Un autre imam, dans une mosquée à Hélouan, qui a également requis l’anonymat, affirme avoir reçu des instructions du ministère des Waqfs de ne pas invoquer Dieu contre les oppresseurs et d’éviter de réciter des versets qui parlent de l’oppression et des oppresseurs. « De même, il est interdit de donner des leçons sur le même sujet dans les mosquées », affirme-t-il.

« Il existe 270 mosquées à Hélouan, et seulement 70 imams sont accrédités d’Al-Azhar, donc il y a 200 mosquées qui seront hors service à cause de ce règlement. Il y a des hommes âgés qui ne peuvent pas aller loin pour prier. Quelle est leur faute?! », s’interroge l’imam.
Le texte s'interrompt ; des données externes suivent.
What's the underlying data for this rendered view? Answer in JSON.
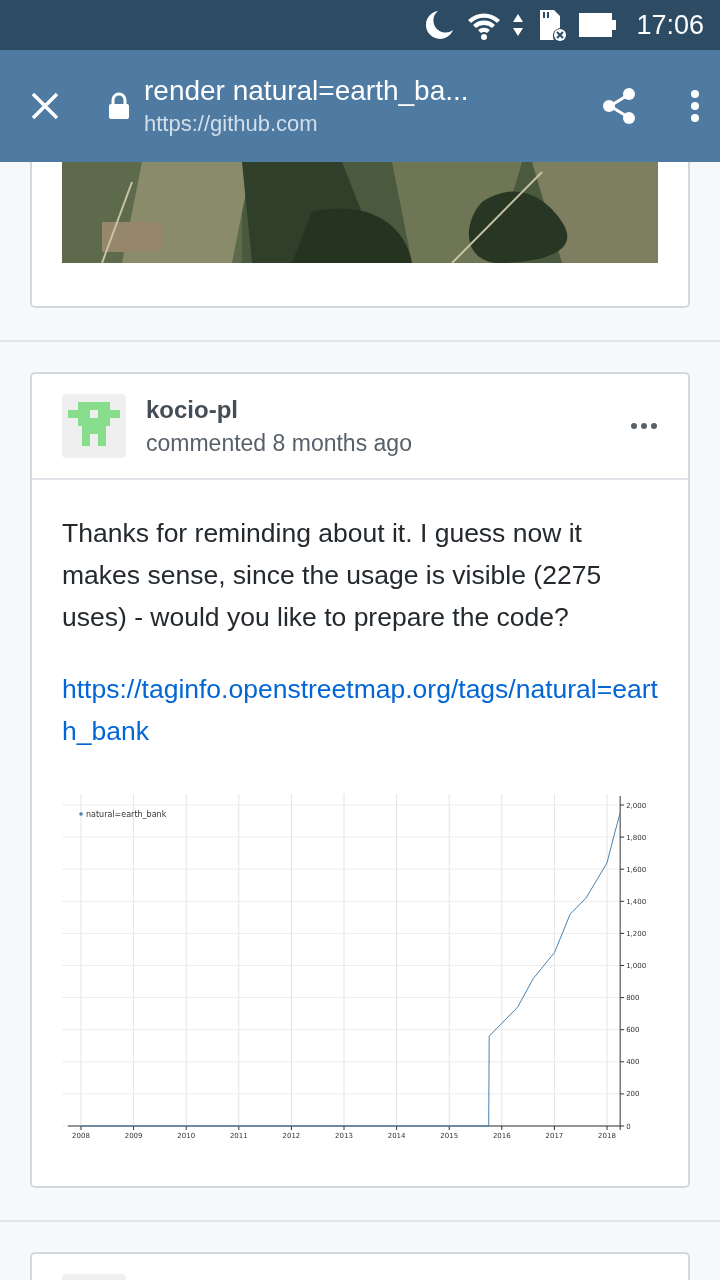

Le ministère des Waqfs rejette ces critiques. « Nous démentons les mensonges de certains groupes extrémistes qui disent que le ministère a interdit la prière des tarawih dans certaines mosquées, qu’il a fixé la durée de la prière à 45 minutes, ou a empêché les imams de parler de l’oppression ou des oppresseurs. Tout ceci n’est pas vrai », dit un communiqué du ministère.

Le sous-secrétaire du ministère des Waqfs, Mohamad Ezzeddine, nie avoir limité la prière des tarawih à un petit nombre de mosquées. « Ces mesures visent àimposer un contrôle sur la prédication, plutôt que de la laisser à des non-professionnels », dit-il. Nader Bakkar, porte-parole du parti salafiste Al-Nour, rejette le nouveau règlement du ministère des Waqfs. « La décision du ministère va ouvrir la voie à la prédication souterraine en Egypte », dit-il.

Bakkar suggère que l’Etat investisse davantage dans les institutions qui forment les prédicateurs, en particulier Al-Azhar.